Идею социального диктата языка с наибольшей отчетливостью высказал уже Джордж Оруэлл в романе «1984», введя понятие «новояза», то есть языка, основанного на принципе единообразия, освобожденного от дополнительных, побочных значений и коннотаций, языка усеченного, который должен «не только обеспечить знаковыми средствами мировоззрение и мыслительную деятельность приверженцев ангсоца (английского социализма), но и сделать невозможными любые иные течения мысли». Отмена неортодоксальных смыслов, изъятие необязательных слов, — все это и означает язык радикального подчинения индивидуума социальной норме. У Оруэлла подобный язык — продукт сатирической антиутопии. Для Новарина он — та реальность, которую мы слышим по телевизору, на работе, к которой мы привыкли и более ее не замечаем. И потому мишенью Новарина становится язык телевидения и журналистов, язык «профессионалов» (ср. выпад против них в эссе «Луи де Фюнесу», и в пьесе «Красный источник», где появляются машины говорения, спикеры, повторяющие уже готовые фразы, напоминая собой часы, откуда постоянно раздается единообразное «ку-ку»).

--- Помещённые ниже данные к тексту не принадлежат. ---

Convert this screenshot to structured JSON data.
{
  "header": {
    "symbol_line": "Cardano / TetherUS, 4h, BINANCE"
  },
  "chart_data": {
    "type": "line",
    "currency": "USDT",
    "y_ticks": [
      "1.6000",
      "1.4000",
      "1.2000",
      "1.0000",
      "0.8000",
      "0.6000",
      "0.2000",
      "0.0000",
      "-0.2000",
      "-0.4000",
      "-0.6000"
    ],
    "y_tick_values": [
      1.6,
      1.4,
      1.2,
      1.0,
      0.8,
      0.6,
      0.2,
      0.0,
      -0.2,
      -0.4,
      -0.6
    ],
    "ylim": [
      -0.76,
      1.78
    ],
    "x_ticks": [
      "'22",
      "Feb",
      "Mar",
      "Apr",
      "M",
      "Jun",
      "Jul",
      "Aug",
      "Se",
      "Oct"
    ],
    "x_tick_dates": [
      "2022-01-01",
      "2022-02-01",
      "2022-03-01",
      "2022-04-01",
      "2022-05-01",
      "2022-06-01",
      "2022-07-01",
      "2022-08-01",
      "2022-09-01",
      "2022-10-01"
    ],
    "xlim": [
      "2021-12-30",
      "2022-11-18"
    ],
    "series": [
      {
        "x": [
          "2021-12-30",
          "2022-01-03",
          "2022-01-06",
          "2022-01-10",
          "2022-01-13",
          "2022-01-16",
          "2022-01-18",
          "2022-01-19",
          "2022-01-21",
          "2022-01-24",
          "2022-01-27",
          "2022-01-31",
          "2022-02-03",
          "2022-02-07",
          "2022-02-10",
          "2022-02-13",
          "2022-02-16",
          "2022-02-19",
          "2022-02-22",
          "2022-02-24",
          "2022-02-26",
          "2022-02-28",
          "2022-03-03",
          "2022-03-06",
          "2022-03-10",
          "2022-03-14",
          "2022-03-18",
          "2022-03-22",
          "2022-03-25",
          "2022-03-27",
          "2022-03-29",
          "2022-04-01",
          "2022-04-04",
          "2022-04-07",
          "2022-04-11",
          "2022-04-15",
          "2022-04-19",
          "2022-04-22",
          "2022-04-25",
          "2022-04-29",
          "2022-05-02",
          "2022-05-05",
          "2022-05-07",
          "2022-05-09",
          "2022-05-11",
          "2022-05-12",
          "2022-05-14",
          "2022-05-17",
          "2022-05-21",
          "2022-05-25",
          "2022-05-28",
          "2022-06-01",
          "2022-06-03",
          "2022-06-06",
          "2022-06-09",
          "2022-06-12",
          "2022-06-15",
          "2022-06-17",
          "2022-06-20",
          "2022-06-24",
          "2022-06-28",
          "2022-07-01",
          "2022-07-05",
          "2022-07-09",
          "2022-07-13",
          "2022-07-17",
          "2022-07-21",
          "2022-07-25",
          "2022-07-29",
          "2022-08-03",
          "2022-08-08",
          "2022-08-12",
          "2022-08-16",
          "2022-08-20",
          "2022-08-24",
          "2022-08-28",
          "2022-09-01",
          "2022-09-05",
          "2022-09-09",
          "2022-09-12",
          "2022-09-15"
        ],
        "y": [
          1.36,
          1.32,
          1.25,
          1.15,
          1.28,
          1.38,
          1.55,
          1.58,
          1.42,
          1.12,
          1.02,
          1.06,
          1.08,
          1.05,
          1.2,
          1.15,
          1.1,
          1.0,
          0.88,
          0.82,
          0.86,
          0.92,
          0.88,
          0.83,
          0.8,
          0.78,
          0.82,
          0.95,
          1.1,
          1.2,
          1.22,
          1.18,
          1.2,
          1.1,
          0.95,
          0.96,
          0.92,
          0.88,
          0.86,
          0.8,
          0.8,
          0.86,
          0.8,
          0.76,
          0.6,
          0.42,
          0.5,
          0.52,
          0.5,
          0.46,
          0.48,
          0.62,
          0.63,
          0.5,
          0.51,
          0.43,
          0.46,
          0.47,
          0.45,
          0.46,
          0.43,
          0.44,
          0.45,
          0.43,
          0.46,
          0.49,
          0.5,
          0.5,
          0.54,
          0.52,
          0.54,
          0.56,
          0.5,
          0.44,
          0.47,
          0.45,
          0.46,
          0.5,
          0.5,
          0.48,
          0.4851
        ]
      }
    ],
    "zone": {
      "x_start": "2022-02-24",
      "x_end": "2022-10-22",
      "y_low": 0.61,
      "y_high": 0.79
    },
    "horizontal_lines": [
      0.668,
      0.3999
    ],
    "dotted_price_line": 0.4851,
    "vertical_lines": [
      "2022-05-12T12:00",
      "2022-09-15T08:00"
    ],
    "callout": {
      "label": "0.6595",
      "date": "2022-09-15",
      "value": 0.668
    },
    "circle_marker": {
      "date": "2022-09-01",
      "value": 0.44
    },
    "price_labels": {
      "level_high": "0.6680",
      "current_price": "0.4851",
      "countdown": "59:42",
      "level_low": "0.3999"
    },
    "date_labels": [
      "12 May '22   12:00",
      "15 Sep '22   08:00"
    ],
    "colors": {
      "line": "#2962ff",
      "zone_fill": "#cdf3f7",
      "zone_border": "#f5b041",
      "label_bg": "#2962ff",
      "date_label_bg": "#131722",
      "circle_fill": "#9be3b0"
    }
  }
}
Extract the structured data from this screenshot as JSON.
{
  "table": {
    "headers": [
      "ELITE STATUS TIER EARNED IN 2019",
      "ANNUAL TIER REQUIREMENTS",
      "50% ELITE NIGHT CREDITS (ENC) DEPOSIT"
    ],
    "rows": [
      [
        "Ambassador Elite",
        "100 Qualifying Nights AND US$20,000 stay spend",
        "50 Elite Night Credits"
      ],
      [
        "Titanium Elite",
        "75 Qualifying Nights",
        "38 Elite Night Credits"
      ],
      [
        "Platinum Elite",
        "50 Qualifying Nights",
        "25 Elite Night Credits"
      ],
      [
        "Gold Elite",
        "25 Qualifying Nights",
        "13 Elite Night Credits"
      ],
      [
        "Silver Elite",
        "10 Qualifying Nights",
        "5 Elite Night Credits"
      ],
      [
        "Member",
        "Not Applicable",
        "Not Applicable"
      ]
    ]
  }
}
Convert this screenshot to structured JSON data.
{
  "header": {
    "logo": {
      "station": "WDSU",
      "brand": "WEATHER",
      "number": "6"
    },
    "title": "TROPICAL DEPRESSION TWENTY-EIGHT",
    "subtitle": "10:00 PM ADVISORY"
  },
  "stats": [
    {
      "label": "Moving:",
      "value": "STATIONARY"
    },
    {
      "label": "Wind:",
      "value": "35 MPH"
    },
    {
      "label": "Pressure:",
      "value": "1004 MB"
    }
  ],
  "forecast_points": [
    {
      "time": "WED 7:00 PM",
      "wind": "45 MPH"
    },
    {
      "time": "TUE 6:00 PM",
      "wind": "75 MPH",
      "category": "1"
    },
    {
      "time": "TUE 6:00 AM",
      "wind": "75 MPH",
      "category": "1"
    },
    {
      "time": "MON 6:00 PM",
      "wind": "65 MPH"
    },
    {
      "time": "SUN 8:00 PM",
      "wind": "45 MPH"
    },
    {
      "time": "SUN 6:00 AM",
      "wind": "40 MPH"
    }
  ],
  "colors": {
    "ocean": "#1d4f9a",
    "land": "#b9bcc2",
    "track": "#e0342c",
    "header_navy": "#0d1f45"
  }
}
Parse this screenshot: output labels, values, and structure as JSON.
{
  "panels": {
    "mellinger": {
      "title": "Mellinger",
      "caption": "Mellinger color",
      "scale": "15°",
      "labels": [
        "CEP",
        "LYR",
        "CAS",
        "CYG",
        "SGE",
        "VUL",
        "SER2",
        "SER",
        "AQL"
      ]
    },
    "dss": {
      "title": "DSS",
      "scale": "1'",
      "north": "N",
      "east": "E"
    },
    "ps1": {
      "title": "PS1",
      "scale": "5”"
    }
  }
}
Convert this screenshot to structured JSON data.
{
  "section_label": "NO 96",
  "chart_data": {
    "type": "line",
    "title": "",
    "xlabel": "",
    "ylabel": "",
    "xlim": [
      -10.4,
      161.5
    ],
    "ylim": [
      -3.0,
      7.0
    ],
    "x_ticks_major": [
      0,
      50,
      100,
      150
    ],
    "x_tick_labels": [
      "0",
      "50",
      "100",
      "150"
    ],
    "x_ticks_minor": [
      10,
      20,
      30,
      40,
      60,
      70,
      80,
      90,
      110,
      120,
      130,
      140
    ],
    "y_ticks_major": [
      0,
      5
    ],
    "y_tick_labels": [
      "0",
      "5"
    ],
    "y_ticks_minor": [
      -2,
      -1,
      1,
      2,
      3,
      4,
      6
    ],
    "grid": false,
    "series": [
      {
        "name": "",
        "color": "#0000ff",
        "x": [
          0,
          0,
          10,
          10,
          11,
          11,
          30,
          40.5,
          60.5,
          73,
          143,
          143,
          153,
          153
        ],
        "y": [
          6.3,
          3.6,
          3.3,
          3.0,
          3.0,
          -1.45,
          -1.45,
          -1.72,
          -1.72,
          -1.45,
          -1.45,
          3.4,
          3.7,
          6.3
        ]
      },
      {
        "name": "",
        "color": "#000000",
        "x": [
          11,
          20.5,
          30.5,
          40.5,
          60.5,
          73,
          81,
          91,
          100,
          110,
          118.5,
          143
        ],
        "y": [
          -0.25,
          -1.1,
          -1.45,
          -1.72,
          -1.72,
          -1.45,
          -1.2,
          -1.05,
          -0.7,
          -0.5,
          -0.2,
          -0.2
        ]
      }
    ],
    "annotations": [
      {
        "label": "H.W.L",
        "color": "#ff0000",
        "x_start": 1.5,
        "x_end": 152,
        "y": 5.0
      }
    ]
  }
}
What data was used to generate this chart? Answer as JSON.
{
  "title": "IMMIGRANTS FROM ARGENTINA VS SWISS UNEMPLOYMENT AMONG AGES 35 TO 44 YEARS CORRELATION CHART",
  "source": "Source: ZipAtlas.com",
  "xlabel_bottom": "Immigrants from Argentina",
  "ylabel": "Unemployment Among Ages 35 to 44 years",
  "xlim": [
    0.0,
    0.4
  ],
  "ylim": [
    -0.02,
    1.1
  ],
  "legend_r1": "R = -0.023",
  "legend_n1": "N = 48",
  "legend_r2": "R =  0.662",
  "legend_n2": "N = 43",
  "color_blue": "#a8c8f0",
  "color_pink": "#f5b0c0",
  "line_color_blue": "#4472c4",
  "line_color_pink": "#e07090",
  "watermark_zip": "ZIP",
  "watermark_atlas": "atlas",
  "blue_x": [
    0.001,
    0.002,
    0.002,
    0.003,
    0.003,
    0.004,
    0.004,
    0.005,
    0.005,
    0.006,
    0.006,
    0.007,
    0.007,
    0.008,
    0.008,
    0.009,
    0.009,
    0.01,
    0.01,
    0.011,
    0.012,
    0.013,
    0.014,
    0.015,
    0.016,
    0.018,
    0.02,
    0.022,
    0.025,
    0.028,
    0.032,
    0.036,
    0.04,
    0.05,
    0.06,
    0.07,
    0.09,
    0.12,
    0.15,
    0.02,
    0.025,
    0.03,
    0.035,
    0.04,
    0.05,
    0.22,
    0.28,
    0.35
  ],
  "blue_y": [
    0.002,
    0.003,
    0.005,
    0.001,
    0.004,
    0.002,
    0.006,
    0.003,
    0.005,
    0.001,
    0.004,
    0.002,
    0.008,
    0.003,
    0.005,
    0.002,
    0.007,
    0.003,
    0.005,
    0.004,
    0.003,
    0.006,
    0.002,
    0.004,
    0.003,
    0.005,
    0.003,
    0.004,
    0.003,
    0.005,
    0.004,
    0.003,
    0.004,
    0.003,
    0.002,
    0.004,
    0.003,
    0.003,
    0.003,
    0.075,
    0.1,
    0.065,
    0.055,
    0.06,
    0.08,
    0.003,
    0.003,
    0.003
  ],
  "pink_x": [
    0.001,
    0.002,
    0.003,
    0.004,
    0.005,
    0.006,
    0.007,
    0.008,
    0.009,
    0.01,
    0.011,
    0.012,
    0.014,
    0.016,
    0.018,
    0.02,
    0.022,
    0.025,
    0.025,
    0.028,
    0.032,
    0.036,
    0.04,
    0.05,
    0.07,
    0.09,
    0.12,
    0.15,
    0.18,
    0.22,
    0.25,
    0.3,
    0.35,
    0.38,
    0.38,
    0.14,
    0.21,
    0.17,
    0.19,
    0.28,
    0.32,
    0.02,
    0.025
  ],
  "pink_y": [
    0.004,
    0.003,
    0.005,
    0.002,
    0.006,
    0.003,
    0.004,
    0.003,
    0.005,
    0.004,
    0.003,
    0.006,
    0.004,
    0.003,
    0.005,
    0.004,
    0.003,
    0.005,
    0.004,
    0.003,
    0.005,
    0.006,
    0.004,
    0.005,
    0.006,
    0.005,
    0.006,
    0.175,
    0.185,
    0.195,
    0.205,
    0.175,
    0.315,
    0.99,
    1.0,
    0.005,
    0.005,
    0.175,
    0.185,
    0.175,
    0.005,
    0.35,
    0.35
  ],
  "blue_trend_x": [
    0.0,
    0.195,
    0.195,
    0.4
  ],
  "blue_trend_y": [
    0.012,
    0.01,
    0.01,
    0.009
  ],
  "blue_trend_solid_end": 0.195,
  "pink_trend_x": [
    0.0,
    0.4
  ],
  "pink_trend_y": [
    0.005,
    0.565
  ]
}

Тем, кто владеет языком (патронам) противопоставлены «отверженные», или, переходя от лексики эпохи В. Гюго к определениям Новарина, «опасные классы». Это они болтают и лепечут (babillent, bafouillent), они же погружаются в бред, афазию, делая безуспешную попытку «школьным образом» овладеть языком. Они — те, кто не имеют имени, или же их имя лишено смысла (отсюда — невероятные, экзотические, ничего не значащие имена персонажей Новарина, которые появляются на сцене и вновь исчезают, словно призраки).
Поэтому если Новарина и создает иной язык (ритмический, дыхательный, неологический), то за этим стоит на самом деле требование свободы для говорящего, в том числе и от воздействия культуры, протест против социальной инструментализации языка, против обманчивого соответствия слов вещам, редуцирования факта говорения, наконец, против создания идолов и псевдоикон.
Каковы же пути этого освобождения языка, наращения смысла, которого желали Ницше и русские футуристы, Жан Дюбюффе и Борис Виан, к которому так стремится и Новарина?
Очевидно, один из путей такого освобождения — возвращение к неоформленной детскости языка, который, как показал, в частности, Р. Якобсон[11], частично связан с невозможностью произнесения. Что такое гуление, или лепетание? Словари определяют его как вокальную эмиссию без экспрессивной интенции у младенца, первичную форму псевдоязыка, бредовый вариант которой в преклонном возрасте выражается в форме глоссолалии[12]. Гуление содержится в считалках, построенных на фонетических играх и аллитерациях, в скороговорках. Педиатры утверждают, что гуление совершается «между языком и молоком», когда младенец пережевывает слоги, получая от этого фонетическое удовольствие. Тем самым первое магическое удовольствие ребенка связано с возможностью услышать, как он сам бормочет. Это и есть праязык, язык адамический, к которому и пытаются вернуться, в частности, персонажи «Сада принания». Но возвращение к нему требует познания: признания истоков и чувства благодарности за то, что они существуют («Jardin de reconnaissance») и, вместе с тем,
Ни один поэт не пишет на своем родном языке, но переводит самого себя, переходя от материнского языка к языку трансгрессивному (иначе говоря — своему собственному). От этого расхождения рождается напряжение и одновременно согласие. Поэтический язык прячет в себе дочерний язык (именно поэтому опьянение звуком, которое производит смысл, напоминает гуление семимесячного младенца). Но об этих истоках языка, считает Новарина, помнит один поэт.
При этом лепетание (в этом смысле название пьесы «Le Babil des classes dangereuses» есть еще и общее определение лингвистического метода Новарина), лишенные смысла проговаривания вписываются, как это отчасти уже было показано, и в литературную традицию: поэзию XVII в. — поэзию галиматьи, нонсенса, почти вытесненную затем упорядочивающей тенденцией эпохи Просвещения, и вновь проявившуюся в начале XX в. в языковых экспериментах Льюиса Кэрролла, Джойса, сюрреалистов, членов группы УЛИПО и др.[13] То есть правильнее было бы сказать, что литература всегда обращалась к подобным формам детскости, видя в них источник креативного начала.